# What are we? CP from gardening.



## dragonchick (Oct 10, 2007)

What are these berries?


----------



## thequeensblessing (Mar 30, 2003)

I think they are raspberries, but black or red, I can't tell. (they may even be blackberries, but I doubt it. The leaves are very raspberry-ish.)


----------



## dragonchick (Oct 10, 2007)

thequeensblessing said:


> I think they are raspberries, but black or red, I can't tell. (they may even be blackberries, but I doubt it. The leaves are very raspberry-ish.)

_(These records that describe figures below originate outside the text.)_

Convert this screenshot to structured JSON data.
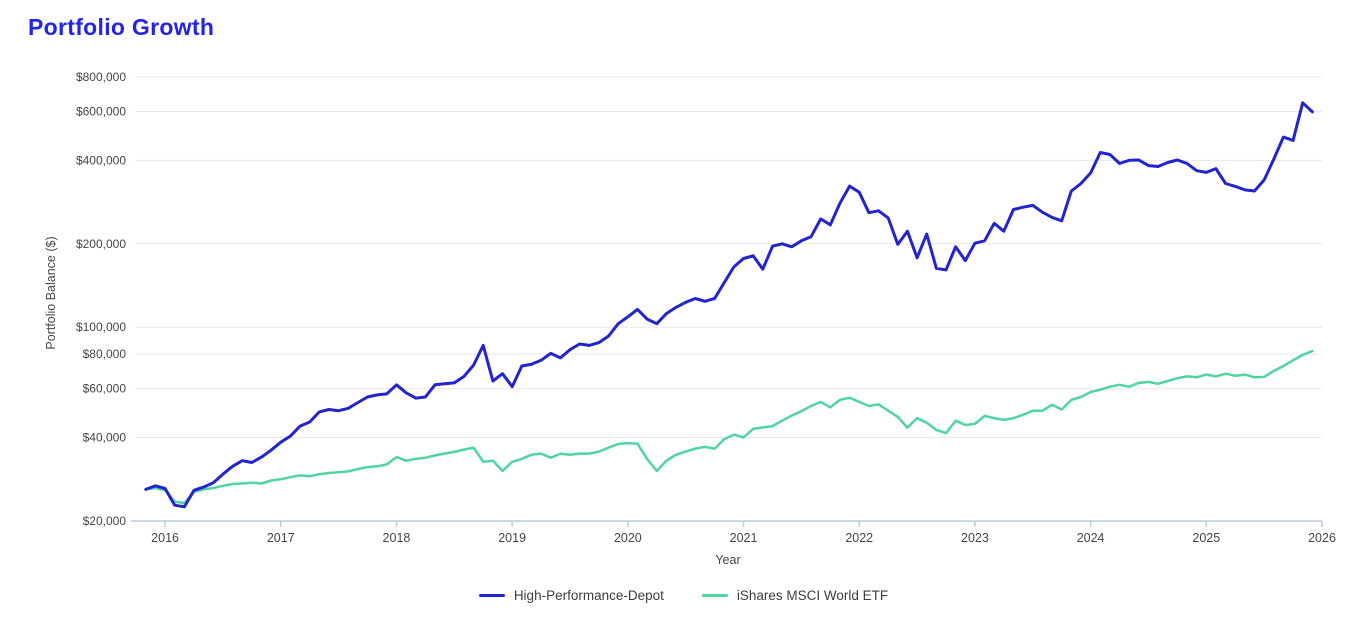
{
  "page": {
    "title": "Portfolio Growth"
  },
  "theme": {
    "background": "#ffffff",
    "title_color": "#2424e8",
    "grid_color": "#e8e8e8",
    "axis_line_color": "#bdc9dd",
    "tick_label_color": "#464646",
    "legend_text_color": "#3b3e43"
  },
  "chart_data": {
    "type": "line",
    "title": "Portfolio Growth",
    "xlabel": "Year",
    "ylabel": "Portfolio Balance ($)",
    "y_scale": "log",
    "grid": true,
    "legend_position": "bottom",
    "xlim": [
      2015.74,
      2026.0
    ],
    "ylim": [
      20000,
      883000
    ],
    "x_ticks": [
      2016,
      2017,
      2018,
      2019,
      2020,
      2021,
      2022,
      2023,
      2024,
      2025,
      2026
    ],
    "y_ticks": [
      20000,
      40000,
      60000,
      80000,
      100000,
      200000,
      400000,
      600000,
      800000
    ],
    "y_tick_labels": [
      "$20,000",
      "$40,000",
      "$60,000",
      "$80,000",
      "$100,000",
      "$200,000",
      "$400,000",
      "$600,000",
      "$800,000"
    ],
    "x_start": {
      "year": 2015,
      "month": 11
    },
    "interval": "monthly",
    "series": [
      {
        "name": "High-Performance-Depot",
        "color": "#2323cf",
        "stroke_width": 3,
        "values": [
          26000,
          26800,
          26200,
          22800,
          22500,
          25800,
          26500,
          27500,
          29500,
          31500,
          33000,
          32500,
          34000,
          36000,
          38500,
          40500,
          44000,
          45500,
          49500,
          50500,
          50000,
          51000,
          53500,
          56000,
          57000,
          57500,
          62000,
          58000,
          55500,
          56000,
          62000,
          62500,
          63000,
          66500,
          73000,
          86000,
          64000,
          68000,
          61000,
          72500,
          73500,
          76000,
          80500,
          77500,
          83000,
          87000,
          86000,
          88000,
          93000,
          103000,
          109000,
          116000,
          107000,
          103000,
          112000,
          118000,
          123000,
          127000,
          124000,
          127000,
          145000,
          165000,
          177000,
          181000,
          162000,
          196000,
          200000,
          195000,
          205000,
          212000,
          246000,
          234000,
          280000,
          323000,
          307000,
          259000,
          263000,
          248000,
          199000,
          222000,
          178000,
          217000,
          163000,
          161000,
          195000,
          174000,
          201000,
          205000,
          237000,
          222000,
          266000,
          271000,
          275000,
          260000,
          249000,
          242000,
          310000,
          330000,
          360000,
          427000,
          420000,
          390000,
          400000,
          401000,
          383000,
          380000,
          393000,
          401000,
          390000,
          367000,
          362000,
          373000,
          330000,
          322000,
          313000,
          310000,
          340000,
          404000,
          485000,
          472000,
          645000,
          598000
        ]
      },
      {
        "name": "iShares MSCI World ETF",
        "color": "#50d5a0",
        "stroke_width": 2.5,
        "values": [
          26000,
          26300,
          25800,
          23500,
          23200,
          25500,
          26000,
          26300,
          26800,
          27200,
          27300,
          27500,
          27300,
          28000,
          28300,
          28800,
          29200,
          29000,
          29500,
          29800,
          30000,
          30200,
          30800,
          31300,
          31500,
          32000,
          34000,
          33000,
          33500,
          33800,
          34500,
          35000,
          35500,
          36200,
          36800,
          32700,
          33000,
          30300,
          32700,
          33500,
          34700,
          35000,
          33800,
          35000,
          34700,
          35000,
          35000,
          35600,
          36800,
          37900,
          38200,
          38000,
          33500,
          30300,
          33000,
          34700,
          35600,
          36500,
          37000,
          36500,
          39500,
          41000,
          40000,
          43000,
          43500,
          44000,
          46000,
          48000,
          49800,
          52000,
          53800,
          51400,
          54700,
          55700,
          53800,
          52000,
          52700,
          50000,
          47500,
          43400,
          47000,
          45200,
          42600,
          41500,
          46000,
          44400,
          44800,
          47900,
          47000,
          46300,
          47000,
          48300,
          50000,
          50000,
          52500,
          50500,
          54700,
          56000,
          58400,
          59500,
          61000,
          62000,
          61000,
          63000,
          63500,
          62500,
          64000,
          65500,
          66500,
          66000,
          67500,
          66500,
          68000,
          66800,
          67500,
          66000,
          66200,
          69500,
          72500,
          76000,
          79500,
          82000
        ]
      }
    ]
  }
}
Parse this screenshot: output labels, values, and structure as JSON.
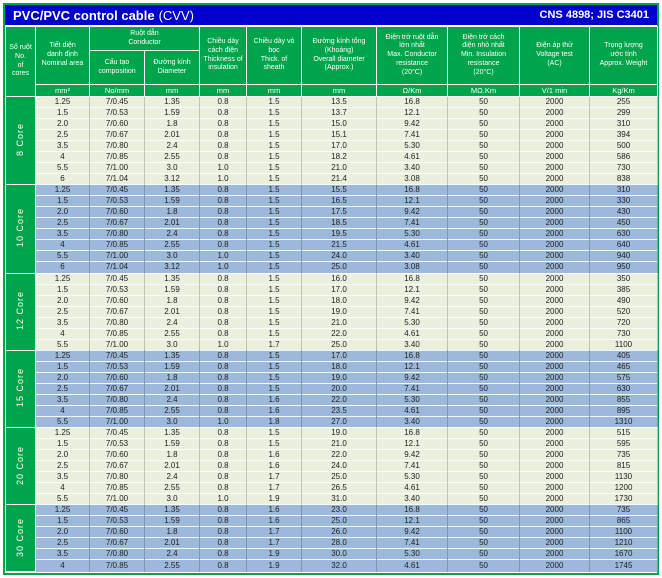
{
  "title": {
    "main": "PVC/PVC control cable",
    "suffix": "(CVV)",
    "standard": "CNS 4898; JIS C3401"
  },
  "colors": {
    "title_bar_blue": "#0101CE",
    "header_green": "#00A44A",
    "row_light_green": "#EAEFDE",
    "row_highlight_blue": "#9CB8DB"
  },
  "table": {
    "header": {
      "cores": "Số ruột\nNo.\nof\ncores",
      "nominal_area": "Tiết diện\ndanh định\nNominal area",
      "conductor": "Ruột dẫn\nConductor",
      "composition": "Cấu tạo\ncomposition",
      "diameter": "Đường kính\nDiameter",
      "insulation": "Chiều dày\ncách điện\nThickness of\ninsulation",
      "sheath": "Chiều dày vỏ\nbọc\nThick. of\nsheath",
      "overall_diameter": "Đường kính tổng\n(Khoảng)\nOverall diameter\n(Approx.)",
      "max_resistance": "Điện trở ruột dẫn\nlớn nhất\nMax. Conductor\nresistance\n(20°C)",
      "min_resistance": "Điện trở cách\nđiện nhỏ nhất\nMin. Insulation\nresistance\n(20°C)",
      "voltage_test": "Điện áp thử\nVoltage test\n(AC)",
      "weight": "Trọng lượng\nước tính\nApprox. Weight"
    },
    "units": [
      "mm²",
      "No/mm",
      "mm",
      "mm",
      "mm",
      "mm",
      "Ω/Km",
      "MΩ.Km",
      "V/1 min",
      "Kg/Km"
    ],
    "groups": [
      {
        "label": "8 Core",
        "highlighted": false,
        "rows": [
          [
            "1.25",
            "7/0.45",
            "1.35",
            "0.8",
            "1.5",
            "13.5",
            "16.8",
            "50",
            "2000",
            "255"
          ],
          [
            "1.5",
            "7/0.53",
            "1.59",
            "0.8",
            "1.5",
            "13.7",
            "12.1",
            "50",
            "2000",
            "299"
          ],
          [
            "2.0",
            "7/0.60",
            "1.8",
            "0.8",
            "1.5",
            "15.0",
            "9.42",
            "50",
            "2000",
            "310"
          ],
          [
            "2.5",
            "7/0.67",
            "2.01",
            "0.8",
            "1.5",
            "15.1",
            "7.41",
            "50",
            "2000",
            "394"
          ],
          [
            "3.5",
            "7/0.80",
            "2.4",
            "0.8",
            "1.5",
            "17.0",
            "5.30",
            "50",
            "2000",
            "500"
          ],
          [
            "4",
            "7/0.85",
            "2.55",
            "0.8",
            "1.5",
            "18.2",
            "4.61",
            "50",
            "2000",
            "586"
          ],
          [
            "5.5",
            "7/1.00",
            "3.0",
            "1.0",
            "1.5",
            "21.0",
            "3.40",
            "50",
            "2000",
            "730"
          ],
          [
            "6",
            "7/1.04",
            "3.12",
            "1.0",
            "1.5",
            "21.4",
            "3.08",
            "50",
            "2000",
            "838"
          ]
        ]
      },
      {
        "label": "10 Core",
        "highlighted": true,
        "rows": [
          [
            "1.25",
            "7/0.45",
            "1.35",
            "0.8",
            "1.5",
            "15.5",
            "16.8",
            "50",
            "2000",
            "310"
          ],
          [
            "1.5",
            "7/0.53",
            "1.59",
            "0.8",
            "1.5",
            "16.5",
            "12.1",
            "50",
            "2000",
            "330"
          ],
          [
            "2.0",
            "7/0.60",
            "1.8",
            "0.8",
            "1.5",
            "17.5",
            "9.42",
            "50",
            "2000",
            "430"
          ],
          [
            "2.5",
            "7/0.67",
            "2.01",
            "0.8",
            "1.5",
            "18.5",
            "7.41",
            "50",
            "2000",
            "450"
          ],
          [
            "3.5",
            "7/0.80",
            "2.4",
            "0.8",
            "1.5",
            "19.5",
            "5.30",
            "50",
            "2000",
            "630"
          ],
          [
            "4",
            "7/0.85",
            "2.55",
            "0.8",
            "1.5",
            "21.5",
            "4.61",
            "50",
            "2000",
            "640"
          ],
          [
            "5.5",
            "7/1.00",
            "3.0",
            "1.0",
            "1.5",
            "24.0",
            "3.40",
            "50",
            "2000",
            "940"
          ],
          [
            "6",
            "7/1.04",
            "3.12",
            "1.0",
            "1.5",
            "25.0",
            "3.08",
            "50",
            "2000",
            "950"
          ]
        ]
      },
      {
        "label": "12 Core",
        "highlighted": false,
        "rows": [
          [
            "1.25",
            "7/0.45",
            "1.35",
            "0.8",
            "1.5",
            "16.0",
            "16.8",
            "50",
            "2000",
            "350"
          ],
          [
            "1.5",
            "7/0.53",
            "1.59",
            "0.8",
            "1.5",
            "17.0",
            "12.1",
            "50",
            "2000",
            "385"
          ],
          [
            "2.0",
            "7/0.60",
            "1.8",
            "0.8",
            "1.5",
            "18.0",
            "9.42",
            "50",
            "2000",
            "490"
          ],
          [
            "2.5",
            "7/0.67",
            "2.01",
            "0.8",
            "1.5",
            "19.0",
            "7.41",
            "50",
            "2000",
            "520"
          ],
          [
            "3.5",
            "7/0.80",
            "2.4",
            "0.8",
            "1.5",
            "21.0",
            "5.30",
            "50",
            "2000",
            "720"
          ],
          [
            "4",
            "7/0.85",
            "2.55",
            "0.8",
            "1.5",
            "22.0",
            "4.61",
            "50",
            "2000",
            "730"
          ],
          [
            "5.5",
            "7/1.00",
            "3.0",
            "1.0",
            "1.7",
            "25.0",
            "3.40",
            "50",
            "2000",
            "1100"
          ]
        ]
      },
      {
        "label": "15 Core",
        "highlighted": true,
        "rows": [
          [
            "1.25",
            "7/0.45",
            "1.35",
            "0.8",
            "1.5",
            "17.0",
            "16.8",
            "50",
            "2000",
            "405"
          ],
          [
            "1.5",
            "7/0.53",
            "1.59",
            "0.8",
            "1.5",
            "18.0",
            "12.1",
            "50",
            "2000",
            "465"
          ],
          [
            "2.0",
            "7/0.60",
            "1.8",
            "0.8",
            "1.5",
            "19.0",
            "9.42",
            "50",
            "2000",
            "575"
          ],
          [
            "2.5",
            "7/0.67",
            "2.01",
            "0.8",
            "1.5",
            "20.0",
            "7.41",
            "50",
            "2000",
            "630"
          ],
          [
            "3.5",
            "7/0.80",
            "2.4",
            "0.8",
            "1.6",
            "22.0",
            "5.30",
            "50",
            "2000",
            "855"
          ],
          [
            "4",
            "7/0.85",
            "2.55",
            "0.8",
            "1.6",
            "23.5",
            "4.61",
            "50",
            "2000",
            "895"
          ],
          [
            "5.5",
            "7/1.00",
            "3.0",
            "1.0",
            "1.8",
            "27.0",
            "3.40",
            "50",
            "2000",
            "1310"
          ]
        ]
      },
      {
        "label": "20 Core",
        "highlighted": false,
        "rows": [
          [
            "1.25",
            "7/0.45",
            "1.35",
            "0.8",
            "1.5",
            "19.0",
            "16.8",
            "50",
            "2000",
            "515"
          ],
          [
            "1.5",
            "7/0.53",
            "1.59",
            "0.8",
            "1.5",
            "21.0",
            "12.1",
            "50",
            "2000",
            "595"
          ],
          [
            "2.0",
            "7/0.60",
            "1.8",
            "0.8",
            "1.6",
            "22.0",
            "9.42",
            "50",
            "2000",
            "735"
          ],
          [
            "2.5",
            "7/0.67",
            "2.01",
            "0.8",
            "1.6",
            "24.0",
            "7.41",
            "50",
            "2000",
            "815"
          ],
          [
            "3.5",
            "7/0.80",
            "2.4",
            "0.8",
            "1.7",
            "25.0",
            "5.30",
            "50",
            "2000",
            "1130"
          ],
          [
            "4",
            "7/0.85",
            "2.55",
            "0.8",
            "1.7",
            "26.5",
            "4.61",
            "50",
            "2000",
            "1200"
          ],
          [
            "5.5",
            "7/1.00",
            "3.0",
            "1.0",
            "1.9",
            "31.0",
            "3.40",
            "50",
            "2000",
            "1730"
          ]
        ]
      },
      {
        "label": "30 Core",
        "highlighted": true,
        "rows": [
          [
            "1.25",
            "7/0.45",
            "1.35",
            "0.8",
            "1.6",
            "23.0",
            "16.8",
            "50",
            "2000",
            "735"
          ],
          [
            "1.5",
            "7/0.53",
            "1.59",
            "0.8",
            "1.6",
            "25.0",
            "12.1",
            "50",
            "2000",
            "865"
          ],
          [
            "2.0",
            "7/0.60",
            "1.8",
            "0.8",
            "1.7",
            "26.0",
            "9.42",
            "50",
            "2000",
            "1100"
          ],
          [
            "2.5",
            "7/0.67",
            "2.01",
            "0.8",
            "1.7",
            "28.0",
            "7.41",
            "50",
            "2000",
            "1210"
          ],
          [
            "3.5",
            "7/0.80",
            "2.4",
            "0.8",
            "1.9",
            "30.0",
            "5.30",
            "50",
            "2000",
            "1670"
          ],
          [
            "4",
            "7/0.85",
            "2.55",
            "0.8",
            "1.9",
            "32.0",
            "4.61",
            "50",
            "2000",
            "1745"
          ]
        ]
      }
    ]
  }
}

Do you think they will survive if I transplant a few of them to the yard? I would love to have them there instead of in the soon to be pasture. I was walking around today and found a whole bunch of these plants, all loaded with berries. Looks to be at least enough for quite a few quart bags for the freezer.


----------



## MELOC (Sep 26, 2005)

they are blackberries. notice the ridges in the stem. raspberries have round stems. blackberries are more woody and erect and can usually stand without trellis. raspberries are not so strong and usually require trellis when they grow large. when the berries are ripe, notice how they retain the core inside the berry when it is picked. it stays solid. raspberries leave that core behind on the plant and are hollow on the inside.


----------



## TracyB (May 24, 2010)

Ooo, I second blackberries! Wild ones I guess, we used to pick them (even when red and white) and eat them when I was a little girl back in Texas. 
One warning, watch out for snakes around them. 
Grandma used to say they liked the things that liked the berries, including little girls!

You're a lucky duck!


----------



## dragonchick (Oct 10, 2007)

They are black berries. I found a couple that had ripened, they are not hollow and they are not sweet. They do have a good tangy,sour flavor that needs a lot of sugar. I have found enough that I will have several dozen quarts in the freezer. Now if the rest will just ripen so I can pick them and turn the goats out to finish the plants I don't transplant.


----------



## AllAmerican (May 31, 2010)

Those are wild blackberries. We have em EVERYWHERE on our property and have been picking them daily.


----------



## dragonchick (Oct 10, 2007)

Yes they are wild blackberries. The whole field is loaded with them. I picked a quart of them just walking along the edge on one side of the field. Too bad its also loaded with ticks. In the short walk I had accumulated a dozen ticks crawling on me.


----------



## ROCKIN R FARM (Mar 29, 2010)

Would you be interested in selling some of the plants before you turn the goats out on them? I've searched endlessly for some around my place and no luck. used to have a whole pasture full as a kid growing up.


----------



## dragonchick (Oct 10, 2007)

Rockin R I never thought about selling the plants and wouldn't even know how to go about digging them up at this time of year. The canes are a good 4 to 6 foot tall. If someone would explain how to dig them up I might consider it. Maybe I could make enough to by the benadryl to keep me from itching from all the ticks. Its a tick haven out there.

I won't be able to turn the goats out until after I get the fence up (couple more weeks) and we get a good rain so they won't be eating drought stricken plants.


----------



## Osiris (Jun 9, 2010)

Blackberries have square sided stems. Raspberries and Black Raspberries are round stems.


"Sedges have edges, rushes are round. Where grass grows, both abound."


----------



## Osiris (Jun 9, 2010)

By the way Dragon....it's a beautiful crop too!


----------



## NickieL (Jun 15, 2007)

Osiris said:


> Blackberries have square sided stems. Raspberries and Black Raspberries are round stems.
> 
> 
> "Sedges have edges, rushes are round. Where grass grows, both abound."


Grasses have leaves below the knees :happy:


----------



## CCCJerseys (Apr 3, 2010)

We called those kind "Black caps" in New England Makes great Jam.


----------